P.S. I also understand that "CD" is coming out with a new cookbook on nothing but cornbread.
P.P.S. You really should have a cast iron skillet for cornbread to be its best. You can use a regular skillet just make sure it has an oven proof handle.
Dairy Hollow House
Skillet-Sizzled Cornbread
Makes 1 Skillet, or 8 large wedges
The cornbread we served at the inn and its single most requested recipe, this is the first Southern food Crescent ever learned to fix. It's the recipe used in the inn’s very first Moos Letter, and it has been in many, many magazines and newspapers.
If you find the amount of butter melted in the bottom of the skillet truly unconscionable, you can cut it back to a tablespoon, and it'll still be very good.
Yellow cornmeal was used here in the Ozarks. In the Deep South, and to the East, white cornmeal was more frequently the choice. Of course, whichever one you first encountered is the right one. (Our cornbread was ready for its close-up in this 1990 inn photograph of Thanksgiving side-dishes).
Ingredients:
1 cup stone ground yellow cornmeal.
1 cup unbleached white flour
1 tablespoon baking powder
1/4 teaspoon salt
1/4 teaspoon baking soda
1 to 3 tablespoons sugar
1 1/4 cup buttermilk (or 1 cup plain yogurt mixed with 1/4 cup water)
1 large egg
1/4 cup mild vegetable oil, such as corn, canola, or peanut
Pam
2 to 4 tablespoons butter
1. Preheat oven to 375. Make sure your oven's accurate, too; it really needs to be up to temperature to get perfect results.

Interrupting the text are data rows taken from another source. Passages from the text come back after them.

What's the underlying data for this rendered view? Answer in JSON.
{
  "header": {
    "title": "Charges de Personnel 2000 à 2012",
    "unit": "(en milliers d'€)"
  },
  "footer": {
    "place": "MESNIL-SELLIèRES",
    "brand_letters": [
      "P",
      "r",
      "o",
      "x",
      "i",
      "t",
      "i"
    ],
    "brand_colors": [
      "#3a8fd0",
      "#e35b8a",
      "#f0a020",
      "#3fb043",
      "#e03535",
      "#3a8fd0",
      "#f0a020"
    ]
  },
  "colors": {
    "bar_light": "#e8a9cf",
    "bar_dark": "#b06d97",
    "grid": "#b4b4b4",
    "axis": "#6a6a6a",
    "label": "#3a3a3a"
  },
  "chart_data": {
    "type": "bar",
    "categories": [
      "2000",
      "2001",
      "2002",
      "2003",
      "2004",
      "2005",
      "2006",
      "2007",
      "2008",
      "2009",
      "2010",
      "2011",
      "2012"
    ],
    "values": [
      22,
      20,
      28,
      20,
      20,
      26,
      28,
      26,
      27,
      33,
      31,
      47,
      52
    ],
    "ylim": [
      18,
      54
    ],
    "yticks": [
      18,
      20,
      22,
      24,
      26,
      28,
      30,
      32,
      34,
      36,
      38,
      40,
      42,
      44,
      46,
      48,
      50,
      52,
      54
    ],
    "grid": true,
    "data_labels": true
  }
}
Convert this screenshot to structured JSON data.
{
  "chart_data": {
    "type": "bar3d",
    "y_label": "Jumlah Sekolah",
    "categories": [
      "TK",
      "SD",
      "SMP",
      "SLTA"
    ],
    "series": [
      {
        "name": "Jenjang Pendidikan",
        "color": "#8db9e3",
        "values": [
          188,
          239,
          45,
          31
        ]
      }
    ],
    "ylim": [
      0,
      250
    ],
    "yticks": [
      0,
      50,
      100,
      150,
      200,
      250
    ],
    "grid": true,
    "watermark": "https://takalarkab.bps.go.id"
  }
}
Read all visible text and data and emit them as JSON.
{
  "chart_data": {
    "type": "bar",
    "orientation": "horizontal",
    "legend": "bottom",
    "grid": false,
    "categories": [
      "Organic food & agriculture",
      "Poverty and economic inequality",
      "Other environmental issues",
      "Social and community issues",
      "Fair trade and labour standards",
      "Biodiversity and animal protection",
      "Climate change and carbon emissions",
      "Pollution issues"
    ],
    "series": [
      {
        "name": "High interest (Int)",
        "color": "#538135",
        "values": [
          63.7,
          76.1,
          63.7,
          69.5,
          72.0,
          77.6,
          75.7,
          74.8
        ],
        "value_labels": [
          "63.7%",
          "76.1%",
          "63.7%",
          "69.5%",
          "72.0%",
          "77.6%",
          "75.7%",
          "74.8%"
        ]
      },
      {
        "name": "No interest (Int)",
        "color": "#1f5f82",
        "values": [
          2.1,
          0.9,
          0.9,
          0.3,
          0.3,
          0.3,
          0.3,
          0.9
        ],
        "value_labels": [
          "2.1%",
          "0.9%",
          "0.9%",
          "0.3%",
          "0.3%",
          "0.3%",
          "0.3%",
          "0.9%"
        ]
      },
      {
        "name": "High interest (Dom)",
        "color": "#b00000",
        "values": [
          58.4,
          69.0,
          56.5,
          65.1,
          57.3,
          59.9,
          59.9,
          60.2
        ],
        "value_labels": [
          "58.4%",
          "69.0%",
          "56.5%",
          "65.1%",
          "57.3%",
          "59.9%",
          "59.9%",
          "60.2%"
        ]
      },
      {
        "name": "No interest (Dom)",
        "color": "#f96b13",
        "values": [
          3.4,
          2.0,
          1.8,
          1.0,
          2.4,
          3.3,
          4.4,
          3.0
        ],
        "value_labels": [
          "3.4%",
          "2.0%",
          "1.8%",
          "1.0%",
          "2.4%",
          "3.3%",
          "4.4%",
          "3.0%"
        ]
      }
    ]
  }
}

2. In a large bowl, combine cornmeal, flour, baking powder, salt, baking soda, and sugar. (If baking powder or soda appear at all lumpy, sift them in). Stir well to combine.
3. In a small bowl, whisk together buttermilk, egg, and oil.
4. Spray a 9 to 10 ¼ -inch cast iron skillet with Pam (our skillets are 10 1/4 inch; this size is called a Number 7). Put the skillet on over medium heat, add the butter, and heat until the butter melts and is sizzling seriously. Tilt the pan to coat the sides of the skillet.
5. As the butter's melting, quickly pour the wet ingredients into the dry, and, using a wooden spoon, stir the wet and dry together with as few strokes as possible --- only as many as are needed to combine the two. Don't beat it; don't smooth it out. Scrape the batter into the hot, buttery skillet --- if you've gotten it hot enough it will sizzle as it goes in --- and pop it in the oven immediately.
Update: I retested this recipe tonight and it is still a very nice cornbread.